Seoul Officials Urged to Dress Down to Beat the Heat
City hall officials in the South Korean capital Seoul are being urged to take off suits and don shorts to beat the heat during an energy-saving drive this summer.
Mayor Park Won-Soon was to model shorts at a fashion show later Tuesday to promote the “Super Cool Biz” casual clothing campaign, said a city government official in charge of the drive.
South Korea was once noted for its conservative business attire. But even the cabinet meets in shirtsleeves during the central government’s summertime restrictions on air conditioning, now in their fourth year.
Government buildings must be no cooler than 28 degrees Celsius (82.4 degrees Fahrenheit), with a minimum of 26 degrees for private offices, stores and restaurants.
The policy was started because of rising oil prices but now aims to save power as national generating capacity is stretched.

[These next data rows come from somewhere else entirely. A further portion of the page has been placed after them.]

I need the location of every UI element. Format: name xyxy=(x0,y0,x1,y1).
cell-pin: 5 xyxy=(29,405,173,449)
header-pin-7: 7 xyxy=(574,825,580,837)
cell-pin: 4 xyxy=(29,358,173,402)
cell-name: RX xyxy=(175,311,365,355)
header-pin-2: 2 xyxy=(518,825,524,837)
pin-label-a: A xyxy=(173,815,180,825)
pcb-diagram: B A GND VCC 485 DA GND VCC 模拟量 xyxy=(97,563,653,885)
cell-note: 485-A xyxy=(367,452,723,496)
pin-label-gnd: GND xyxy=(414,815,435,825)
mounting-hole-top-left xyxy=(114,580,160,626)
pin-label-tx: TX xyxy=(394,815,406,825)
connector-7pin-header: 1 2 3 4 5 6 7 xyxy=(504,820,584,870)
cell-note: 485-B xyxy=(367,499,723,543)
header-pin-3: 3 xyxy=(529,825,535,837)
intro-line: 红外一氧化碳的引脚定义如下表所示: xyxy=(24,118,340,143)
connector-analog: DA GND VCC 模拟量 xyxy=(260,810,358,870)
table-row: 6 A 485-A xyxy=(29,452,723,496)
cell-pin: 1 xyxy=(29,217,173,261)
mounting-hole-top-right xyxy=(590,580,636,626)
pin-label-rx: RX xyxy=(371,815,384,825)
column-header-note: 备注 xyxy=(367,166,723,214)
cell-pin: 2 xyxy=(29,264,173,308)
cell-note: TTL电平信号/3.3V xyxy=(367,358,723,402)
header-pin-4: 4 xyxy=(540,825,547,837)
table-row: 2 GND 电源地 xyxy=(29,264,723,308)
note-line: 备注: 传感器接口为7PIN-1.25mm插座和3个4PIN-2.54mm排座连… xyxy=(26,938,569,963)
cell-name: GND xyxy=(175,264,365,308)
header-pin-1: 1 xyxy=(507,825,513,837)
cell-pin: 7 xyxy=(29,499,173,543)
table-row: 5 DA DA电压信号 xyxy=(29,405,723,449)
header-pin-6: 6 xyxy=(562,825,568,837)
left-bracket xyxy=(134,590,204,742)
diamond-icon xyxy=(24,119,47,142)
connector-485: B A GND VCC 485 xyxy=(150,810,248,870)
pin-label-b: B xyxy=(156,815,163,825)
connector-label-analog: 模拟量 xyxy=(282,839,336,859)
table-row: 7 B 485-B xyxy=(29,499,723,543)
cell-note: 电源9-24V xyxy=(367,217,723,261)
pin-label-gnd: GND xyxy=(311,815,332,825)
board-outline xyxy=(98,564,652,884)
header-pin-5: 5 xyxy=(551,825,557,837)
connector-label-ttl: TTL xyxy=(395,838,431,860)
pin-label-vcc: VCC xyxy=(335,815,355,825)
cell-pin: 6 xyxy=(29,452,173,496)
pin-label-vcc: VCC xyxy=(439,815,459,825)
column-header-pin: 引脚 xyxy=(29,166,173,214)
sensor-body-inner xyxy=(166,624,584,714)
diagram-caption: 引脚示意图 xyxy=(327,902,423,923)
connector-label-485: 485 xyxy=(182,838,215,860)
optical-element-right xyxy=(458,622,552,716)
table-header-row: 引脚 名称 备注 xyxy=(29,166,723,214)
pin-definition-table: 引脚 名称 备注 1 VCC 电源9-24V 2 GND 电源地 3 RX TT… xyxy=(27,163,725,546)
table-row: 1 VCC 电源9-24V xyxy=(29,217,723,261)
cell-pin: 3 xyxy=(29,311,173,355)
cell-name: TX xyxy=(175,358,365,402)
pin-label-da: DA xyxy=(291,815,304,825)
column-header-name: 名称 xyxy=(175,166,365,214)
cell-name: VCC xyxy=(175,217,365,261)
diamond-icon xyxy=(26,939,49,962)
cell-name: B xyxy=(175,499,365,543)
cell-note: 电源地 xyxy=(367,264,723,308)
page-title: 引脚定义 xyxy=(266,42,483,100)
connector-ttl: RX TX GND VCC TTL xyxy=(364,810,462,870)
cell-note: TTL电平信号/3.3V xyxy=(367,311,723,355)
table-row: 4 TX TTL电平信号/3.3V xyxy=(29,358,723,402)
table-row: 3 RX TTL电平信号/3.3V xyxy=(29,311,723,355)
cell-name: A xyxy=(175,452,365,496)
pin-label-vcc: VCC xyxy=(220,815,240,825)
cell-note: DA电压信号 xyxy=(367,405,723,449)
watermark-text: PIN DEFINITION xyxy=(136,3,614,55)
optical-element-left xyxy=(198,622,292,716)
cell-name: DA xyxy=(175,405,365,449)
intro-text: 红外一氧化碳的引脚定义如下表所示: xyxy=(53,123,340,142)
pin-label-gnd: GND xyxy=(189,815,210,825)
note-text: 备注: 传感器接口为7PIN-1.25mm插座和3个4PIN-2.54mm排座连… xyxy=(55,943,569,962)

Seoul’s casual wear campaign is voluntary and does not include staffers who meet the public or attend business meetings.
The official, who declined to be identified, said few city hall staffers are taking part so far because the temperature is still relatively low.
Also, “some older employees are not used to such casual attire because it was banned by the government before. But after some time, we expect the campaign to be widely accepted,” he told AFP.
Previously, the city government ran a somewhat dressier “Cool Biz” drive under which male employees were ordered to doff ties and jackets in the office.